Sin embargo, lo más importante para cualquier tipo de reconstrucción –o rescate–, es incentivar el empleo con puestos de trabajo que permitan que el consumo crezca y el ciclo económico se complete.
Muchas empresas saldrán lastimadas. Promover el empleo será no sólo una tarea exclusiva de los gobiernos como patrones (la proyección y puesta en marcha de obras de infraestructura –viables y con futuro–, así como nuevas reformas legales que se alineen a un nuevo orden laboral que además terminen con sindicalismos opacos), sino que los gobiernos también deberán servir como un apoyo institucional hacia las empresas, dándoles flexibilidad fiscal y tratamiento especial a aquellas que no sólo contengan su planta laboral sino que la mejoren en términos de percepciones.
Para ello, los gobiernos necesitarán mucho dinero que forzosamente tendrá que venir de dos fuentes: los ahorros y los préstamos. Todo eso derivará, por supuesto, en un aumento del déficit que será tan momentáneo como la atracción y conservación de nuevas inversiones lo permita.
La clave de todo ello será el respeto a la ley: sin legalidad regresaremos siempre al punto de partida.
La duración
Muchas medidas a las adicionales –algunas más incómodas que otras– deberán ser tomadas a modo de facilitar el camino a una rápida recuperación. La convención de todos los factores financieros es más que necesaria. Trabajar sobre las tasas de interés bancarias, sobre los créditos y llamar al orden a aquellas instituciones financieras que se manejan al borde de la legalidad; buscar las mejores estrategias para hacer competitivas las monedas y dar facilidades a la exportación, son medidas que, sí o sí, tendrán que darse.
Cierto que el viejo New Deal pudo contabilizar beneficios relativamente rápido (un par de décadas después del inicio de la crisis), debido a la producción de armas para la Segunda Guerra Mundial, lo que permitió la generación a gran escala de empleos; sin embargo –y es mi opinión–, ahora la tecnología será ese gran asidero que permitirá una aceleración de la recuperación: el incentivo –también a Universidades– que privilegien la educación tecnológica con sus debidas áreas de investigación y puestos laborales disponibles inmediatamente después del fin del ciclo educativo, será algo indispensable.

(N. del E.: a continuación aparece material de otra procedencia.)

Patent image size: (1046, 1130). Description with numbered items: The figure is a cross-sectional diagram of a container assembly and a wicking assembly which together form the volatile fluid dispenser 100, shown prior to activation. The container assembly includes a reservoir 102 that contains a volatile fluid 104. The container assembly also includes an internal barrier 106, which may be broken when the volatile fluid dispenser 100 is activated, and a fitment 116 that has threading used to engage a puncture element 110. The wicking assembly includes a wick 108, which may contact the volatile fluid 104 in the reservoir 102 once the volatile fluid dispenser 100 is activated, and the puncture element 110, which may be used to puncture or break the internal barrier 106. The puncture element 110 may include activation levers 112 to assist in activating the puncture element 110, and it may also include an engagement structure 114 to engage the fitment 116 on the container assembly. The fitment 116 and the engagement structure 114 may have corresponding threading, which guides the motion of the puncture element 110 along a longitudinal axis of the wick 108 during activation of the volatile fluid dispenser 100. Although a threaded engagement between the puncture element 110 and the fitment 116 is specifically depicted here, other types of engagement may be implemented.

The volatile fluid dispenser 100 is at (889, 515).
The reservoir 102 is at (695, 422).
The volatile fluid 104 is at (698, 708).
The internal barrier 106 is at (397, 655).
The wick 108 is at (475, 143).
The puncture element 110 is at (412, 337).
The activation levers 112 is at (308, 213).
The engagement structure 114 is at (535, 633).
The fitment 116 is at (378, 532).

No va a importar si las economías son pequeñas o grandes para que las recuperaciones sean más rápidas o más lentas –la obviedad en esto se da por sí misma–, sino la disciplina con la que se impongan los cambios y los acuerdos que se generen hacia adentro de sus sociedades. Un viejo proverbio africano dice: "Si piensas que eres demasiado pequeño para cambiar las cosas, es porque nunca has dormido con un mosquito en la habitación."